[비즈한국] 非常戒厳の宣告に続く弾劾訴追案の不成立により、国内の防衛産業輸出戦線にも非常灯が灯った。特に新たな戦略市場として期待されている中東地域への輸出ルートが閉ざされるのではないかという懸念が出ている。政治体制の特性上、国家首脳や国防大臣間の意思疎通が契約締結に大きな影響を与える地域だからだ。

尹錫悦(ユン・ソンニョル)大統領の非常戒厳宣告による余波が続く中、防衛産業界も少なくない打撃を受けている。特に、欧州に続き国内防衛産業界の新たな輸出戦略市場として浮上している中東市場が問題だ。
韓国の防衛産業は、2022年にアラブ首長国連邦(UAE)へ中距離地対空誘導兵器体系「天弓-Ⅱ(M-SAMⅡ)」を35億ドルで輸出したことを皮切りに、今年もサウジアラビアやイラクなど、対空防衛網の構築需要が高い国々と「天弓-Ⅱ」の契約を締結した。中距離に続き、長距離迎撃体系(L-SAM)を導入しようとする中東諸国も現れた。開発完了前であるにもかかわらず、導入の意志を示していた。防空網構築を急ぐ国々がL-SAMの早期購入を競うだろうという予測もあり、バラ色の未来が描かれていた。
しかし、国内の政治情勢が、加熱していた中東輸出市場に冷や水を浴びせた。中東諸国は、大統領や国防大臣といった責任者が不在の状況では契約を締結しないからだ。
一般的な防衛産業の輸出は、G2G(政府間取引)の形態で行われる。それだけに国家間の信頼が極めて重要だ。兵器体系の導入は一回限りではないため、相手国との持続的な意思疎通が重要となる。技術支援、メンテナンス、性能改良など数十年にわたってパートナーシップを維持しなければならないため、受注国の政治的・外交的な安定が前提となる。行政の長である大統領の指導力と外交能力が重要な所以だ。戒厳に関与した金龍顯(キム・ヨンヒョン)長官が退任し、国防部長官のポストが空席になった点も輸出に支障をきたしている。
直ちに業界では、今後の中東市場における長距離地対空誘導兵器、戦闘機、装甲車、ヘリコプターなどの受注戦も停止するだろうという予想が出ている。世界的な専門機関から高い評価を受け、中東でマーケティングを進めている防衛産業企業の不安は深まっている。

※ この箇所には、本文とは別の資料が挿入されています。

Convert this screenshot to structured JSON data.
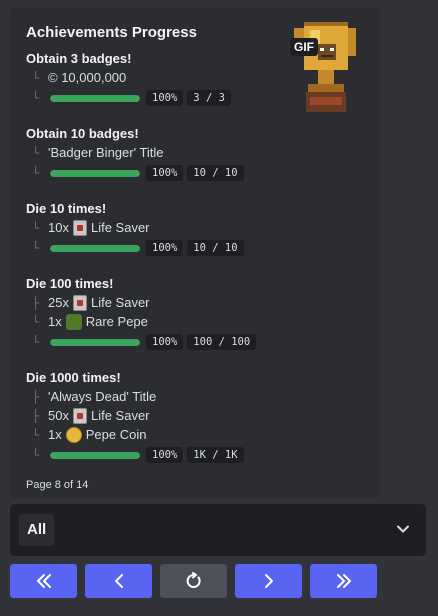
{
  "embed": {
    "title": "Achievements Progress",
    "thumbnail_badge": "GIF",
    "achievements": [
      {
        "title": "Obtain 3 badges!",
        "rewards": [
          {
            "text": "© 10,000,000"
          }
        ],
        "progress_fraction": 1.0,
        "percent": "100%",
        "count": "3 / 3"
      },
      {
        "title": "Obtain 10 badges!",
        "rewards": [
          {
            "text": "'Badger Binger' Title"
          }
        ],
        "progress_fraction": 1.0,
        "percent": "100%",
        "count": "10 / 10"
      },
      {
        "title": "Die 10 times!",
        "rewards": [
          {
            "qty": "10x",
            "icon": "life-saver-icon",
            "text": "Life Saver"
          }
        ],
        "progress_fraction": 1.0,
        "percent": "100%",
        "count": "10 / 10"
      },
      {
        "title": "Die 100 times!",
        "rewards": [
          {
            "qty": "25x",
            "icon": "life-saver-icon",
            "text": "Life Saver"
          },
          {
            "qty": "1x",
            "icon": "rare-pepe-icon",
            "text": "Rare Pepe"
          }
        ],
        "progress_fraction": 1.0,
        "percent": "100%",
        "count": "100 / 100"
      },
      {
        "title": "Die 1000 times!",
        "rewards": [
          {
            "text": "'Always Dead' Title"
          },
          {
            "qty": "50x",
            "icon": "life-saver-icon",
            "text": "Life Saver"
          },
          {
            "qty": "1x",
            "icon": "pepe-coin-icon",
            "text": "Pepe Coin"
          }
        ],
        "progress_fraction": 1.0,
        "percent": "100%",
        "count": "1K / 1K"
      }
    ],
    "footer": "Page 8 of 14"
  },
  "select": {
    "value": "All"
  },
  "buttons": [
    {
      "name": "first-page-button",
      "icon": "double-chevron-left-icon",
      "style": "primary"
    },
    {
      "name": "previous-page-button",
      "icon": "chevron-left-icon",
      "style": "primary"
    },
    {
      "name": "refresh-button",
      "icon": "refresh-icon",
      "style": "secondary"
    },
    {
      "name": "next-page-button",
      "icon": "chevron-right-icon",
      "style": "primary"
    },
    {
      "name": "last-page-button",
      "icon": "double-chevron-right-icon",
      "style": "primary"
    }
  ],
  "colors": {
    "accent": "#5865f2",
    "progress": "#3ba55d",
    "background": "#313338",
    "embed": "#2b2d31"
  }
}
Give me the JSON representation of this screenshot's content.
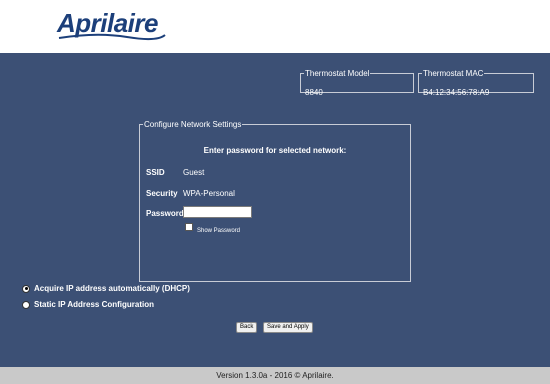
{
  "brand": {
    "name": "Aprilaire",
    "color": "#1c3f7a"
  },
  "thermostat": {
    "model_label": "Thermostat Model",
    "model_value": "8840",
    "mac_label": "Thermostat MAC",
    "mac_value": "B4:12:34:56:78:A9"
  },
  "network": {
    "legend": "Configure Network Settings",
    "prompt": "Enter password for selected network:",
    "ssid_label": "SSID",
    "ssid_value": "Guest",
    "security_label": "Security",
    "security_value": "WPA-Personal",
    "password_label": "Password",
    "password_value": "",
    "show_password_label": "Show Password",
    "show_password_checked": false
  },
  "ip_config": {
    "options": [
      {
        "label": "Acquire IP address automatically (DHCP)",
        "selected": true
      },
      {
        "label": "Static IP Address Configuration",
        "selected": false
      }
    ]
  },
  "buttons": {
    "back": "Back",
    "save_apply": "Save and Apply"
  },
  "footer": {
    "text": "Version 1.3.0a - 2016 © Aprilaire."
  },
  "colors": {
    "panel_bg": "#3c5075",
    "footer_bg": "#c9c9c9"
  }
}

国内の防衛産業メーカーは、昨年の売上増加率がロシアに次いで世界2位と集計された。スウェーデンのストックホルム国際平和研究所(SIPRI)によると、売上上位100社の防衛企業に名を連ねた韓国企業は、ハンファグループ、韓国航空宇宙047810産業(KAI)、LIGネクスワン079550、현대ロテム064350の4社である。国内企業で最も順位が高いハンファグループ防衛部門は24位を記録し、KAIは56位、LIGネクスワンは76位、현대ロテムは87位にランクインした。防衛産業4社すべてが中東進出のために積極的なマーケティング活動を行っているとされる。
これまで多様な国へ市場を広げている最中に突如発生した戒厳事態に対し、業界の対応も追いつかない状況だ。業界関係者は「紛争地域が増加し、全世界の防衛産業売上が増加する中で、韓国の防衛産業輸出も好況を迎えていた。そのような状況で今回の事態が勃発し、企業は困惑している。グローバル企業と競争し、新市場を開拓するために工場拡充、研究開発(R&D)、海外企業との提携に巨額の投資を行っているだけに、もどかしい」と説明した。
韓国国防安保フォーラムの金民錫(キム・ミンソク)委員は「どの国であれ、兵器輸出には政治的配慮が必要だ。中東は、国家首脳などの高位当局者が引渡契約式にも参加するなど、細心の配慮が必要な地域だ。戒厳後、大統領が役割を果たせず、国防部長官も空席という業務の空白状態が生じており、防衛産業輸出に支障が出るだろう」と診断した。